Pretty great to finally hear all of the dirty details from inside the McCain campaign about Palin. Check out this Fox News interview with Carl Cameron, where he reveals that Palin apparently thought Africa was a country and didn’t know which countries were involved in NAFTA:

On the odious subject of Sarah Palin:

The Obama campaign was provided with reports from the Secret Service showing a sharp and disturbing increase in threats to Obama in September and early October, at the same time that many crowds at Palin rallies became more frenzied. Michelle Obama was shaken by the vituperative crowds and the hot rhetoric from the GOP candidates. “Why would they try to make people hate us?” Michelle asked a top campaign aide.

What Next for the Struggle in the Obama Era?

Thoughts from Howard Zinn, Mike Davis, Tariq Ali, and a bunch of other prominent socialist thinkers on Obama’s victory and its implications for the future of progressive politics, workers’ rights, etc. Definitely worth checking out.

Bob Dylan on The Election

“I was born in 1941,” he said, a wavering sentimentality in his scratchy voice. “That was the year they bombed Pearl Harbor. I’ve been living in darkness ever since. It looks like things are going to change now.”

If Bob says so, it’s good enough for me.

Chickens Coming Home to Roost

Matthew Yglesias:

Early word on the shape of the Obama administration:

  1. Chief of Staff: Jeremiah Wright
  2. Secretary of State: Rashid Khalidi
  3. Secretary of Defense: Bill Ayers
  4. Attorney-General: Bernardine Dohrn
  5. Secretary of the Treasury: Tony Rezko

Obviously, that still leaves a lot of posts to be filled, but the feeling is that given the current state of crisis in the country the new administration needs to act swiftly to fill the major jobs and these are them.

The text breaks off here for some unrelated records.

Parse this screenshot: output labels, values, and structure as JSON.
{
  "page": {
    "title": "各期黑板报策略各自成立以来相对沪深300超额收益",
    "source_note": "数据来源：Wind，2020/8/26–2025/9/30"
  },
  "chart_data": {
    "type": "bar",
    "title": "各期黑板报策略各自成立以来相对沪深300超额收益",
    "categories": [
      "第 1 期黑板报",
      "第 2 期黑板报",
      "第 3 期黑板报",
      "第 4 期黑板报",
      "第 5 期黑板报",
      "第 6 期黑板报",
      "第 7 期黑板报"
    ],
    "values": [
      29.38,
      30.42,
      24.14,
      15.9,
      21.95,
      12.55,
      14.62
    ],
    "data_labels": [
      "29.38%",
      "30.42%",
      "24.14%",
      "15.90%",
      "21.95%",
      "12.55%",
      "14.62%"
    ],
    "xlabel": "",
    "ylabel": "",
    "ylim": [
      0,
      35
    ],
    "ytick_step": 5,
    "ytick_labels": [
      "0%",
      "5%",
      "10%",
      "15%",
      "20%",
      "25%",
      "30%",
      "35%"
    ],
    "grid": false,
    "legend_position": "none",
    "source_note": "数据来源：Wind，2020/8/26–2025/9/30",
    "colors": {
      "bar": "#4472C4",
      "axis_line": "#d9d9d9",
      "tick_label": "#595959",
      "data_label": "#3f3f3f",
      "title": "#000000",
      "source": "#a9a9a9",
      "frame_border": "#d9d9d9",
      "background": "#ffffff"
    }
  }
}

“America the Conservative”

So last night I tried really hard to write a post explaining how there needed to be two victories, one at the level of reality (being elected president) and one at the level of the symbolic. The latter ought to be understood in good-old Maoist terms as how we should “properly think” of this victory: what is its meaning? The forces of the Right, predicting a McCain defeat for some time, have already been mustering the resources to try and make it seem, as ridiculous as it sounds to those on the Left, that an Obama victory somehow “proves” the notion that America is a “conservative nation” at heart, whatever that means.